Mugrabi senior took a circuitous route into the art market. Born into a middle-class Jewish family in Israel, he emigrated to Colombia to join his uncle's textile distribution firm, eventually setting up on his own. By 1984, he'd had enough and Colombia had become dangerous, so he moved to New York. "Art became my refuge." His initial steps were faltering: "What is this for? Who cares?" he said when his wife Mary bought him his first picture. But when he became interested, she recalls, "he moved so fast, I could not keep up". Pop Art became a fixation.
These days the Mugrabis "are regarded as princes of art and commerce". They certainly look the part. Dark and strikingly angular, Alberto in particular "looks as if he could have emerged from a Picasso canvas". They operate out of a small office on Park Avenue and make a point of taking breakfast together each morning at the Four Seasons. When in London, they rendezvous at the Mayfair gaming club Aspinalls. The younger son, David a former Wall Street broker is "the quiet, practical one", says The Wall Street Journal. His brother Alberto is the gregarious jet-setter.
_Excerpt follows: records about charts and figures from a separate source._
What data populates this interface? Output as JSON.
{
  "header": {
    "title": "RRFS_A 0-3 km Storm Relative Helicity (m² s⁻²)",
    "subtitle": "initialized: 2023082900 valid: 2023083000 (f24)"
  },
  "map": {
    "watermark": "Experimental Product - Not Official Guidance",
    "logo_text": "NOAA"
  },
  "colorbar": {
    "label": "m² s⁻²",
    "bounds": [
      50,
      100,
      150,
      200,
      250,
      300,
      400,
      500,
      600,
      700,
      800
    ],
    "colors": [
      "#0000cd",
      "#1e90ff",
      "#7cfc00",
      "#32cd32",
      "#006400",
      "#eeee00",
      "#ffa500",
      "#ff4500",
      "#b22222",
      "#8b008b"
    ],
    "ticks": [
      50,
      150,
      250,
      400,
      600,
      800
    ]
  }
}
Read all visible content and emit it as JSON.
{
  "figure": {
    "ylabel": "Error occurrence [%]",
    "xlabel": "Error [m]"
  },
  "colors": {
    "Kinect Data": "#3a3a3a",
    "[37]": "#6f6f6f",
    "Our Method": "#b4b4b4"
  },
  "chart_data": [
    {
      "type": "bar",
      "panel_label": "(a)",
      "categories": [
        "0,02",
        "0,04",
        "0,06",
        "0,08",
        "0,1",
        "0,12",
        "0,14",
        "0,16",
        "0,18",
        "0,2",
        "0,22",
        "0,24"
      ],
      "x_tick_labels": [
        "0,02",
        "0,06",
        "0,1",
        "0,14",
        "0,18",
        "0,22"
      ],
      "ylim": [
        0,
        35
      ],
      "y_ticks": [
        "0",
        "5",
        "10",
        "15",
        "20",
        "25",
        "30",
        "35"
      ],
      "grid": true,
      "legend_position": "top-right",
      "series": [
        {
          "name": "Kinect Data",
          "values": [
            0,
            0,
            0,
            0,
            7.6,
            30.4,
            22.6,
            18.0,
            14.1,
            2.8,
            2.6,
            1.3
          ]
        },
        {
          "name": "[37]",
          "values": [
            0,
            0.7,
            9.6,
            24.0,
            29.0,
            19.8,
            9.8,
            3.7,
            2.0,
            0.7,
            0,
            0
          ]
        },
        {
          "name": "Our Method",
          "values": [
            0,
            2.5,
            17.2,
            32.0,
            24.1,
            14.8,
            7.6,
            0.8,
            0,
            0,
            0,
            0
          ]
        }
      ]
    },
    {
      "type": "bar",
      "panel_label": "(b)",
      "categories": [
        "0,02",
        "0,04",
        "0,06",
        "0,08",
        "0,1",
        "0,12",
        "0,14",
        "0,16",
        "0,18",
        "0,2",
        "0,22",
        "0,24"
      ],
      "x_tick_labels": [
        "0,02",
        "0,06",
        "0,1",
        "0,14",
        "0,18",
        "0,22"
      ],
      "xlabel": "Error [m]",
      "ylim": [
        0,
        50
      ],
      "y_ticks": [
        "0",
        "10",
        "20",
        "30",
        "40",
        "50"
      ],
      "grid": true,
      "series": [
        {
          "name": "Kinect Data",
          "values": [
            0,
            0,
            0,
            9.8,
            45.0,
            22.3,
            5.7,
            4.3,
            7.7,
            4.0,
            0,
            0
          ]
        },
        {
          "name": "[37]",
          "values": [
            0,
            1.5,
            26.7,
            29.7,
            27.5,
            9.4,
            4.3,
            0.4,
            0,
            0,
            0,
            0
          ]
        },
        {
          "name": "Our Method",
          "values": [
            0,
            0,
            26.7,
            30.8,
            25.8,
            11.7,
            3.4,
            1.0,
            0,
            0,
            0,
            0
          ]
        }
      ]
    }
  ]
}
But can the Mugrabis, who recently took a smallish $1m hit courtesy of Bernie Madoff, ride out the falling art market (see below)? As self-styled market-makers, "they're like the casino, not the gambler", notes one gallery owner. Indeed, as The Wall Street Journal points out, if they hit financial trouble and had to liquidate their collection, this would "dive-bomb" Warhol prices and "rattle collector confidence in dozens of other artists". If current declines turn into a full-scale rout, concludes one New York dealer, "it's going to be a hell of a ride down".
Investing in art: a mug's game?
"Art will hold its value better than real estate, better than funds," says Jose Mugrabi. But he admits that "top tier" contemporary works are worth a lot less than they were a year ago. The value of the Mugrabis' billion-dollar collection like that of the Mei Moses art index is down a third on its 2008 highs. Back then, notes Merryn Somerset Webb, investors convinced themselves that the high-end contemporary art market "would remain utterly unaffected by the global meltdown". After all, it was vital to many collectors especially those doubling as tycoons in other businesses to keep prices high by over-bidding at auction. "Say you have five works of art by the same artist valued at £2m each, and borrowings against them of something like £8m, and you need more money to bail-out a failure elsewhere." If you bid up a similar painting by the same artist to £3m, your collection is suddenly 'worth' an extra £5m letting you borrow more. However, no market can be bid up indefinitely and the great contemporary art boom has been revealed as "just another bubble".
The Mugrabis are undeterred. "It's like Warren Buffett said: a down market is where you find bargains," David told The New York Times. But the truth is that most art investment is a mug's game, says Somerset Webb. Fashion-dependent, utterly untransparent and very illiquid, it has always been more "speculative than rational". Unless you happen to get your hands on something by a dead artist (i.e. in genuinely limited supply) that has been recognised as good for decades, "it is pretty much a guaranteed money loser".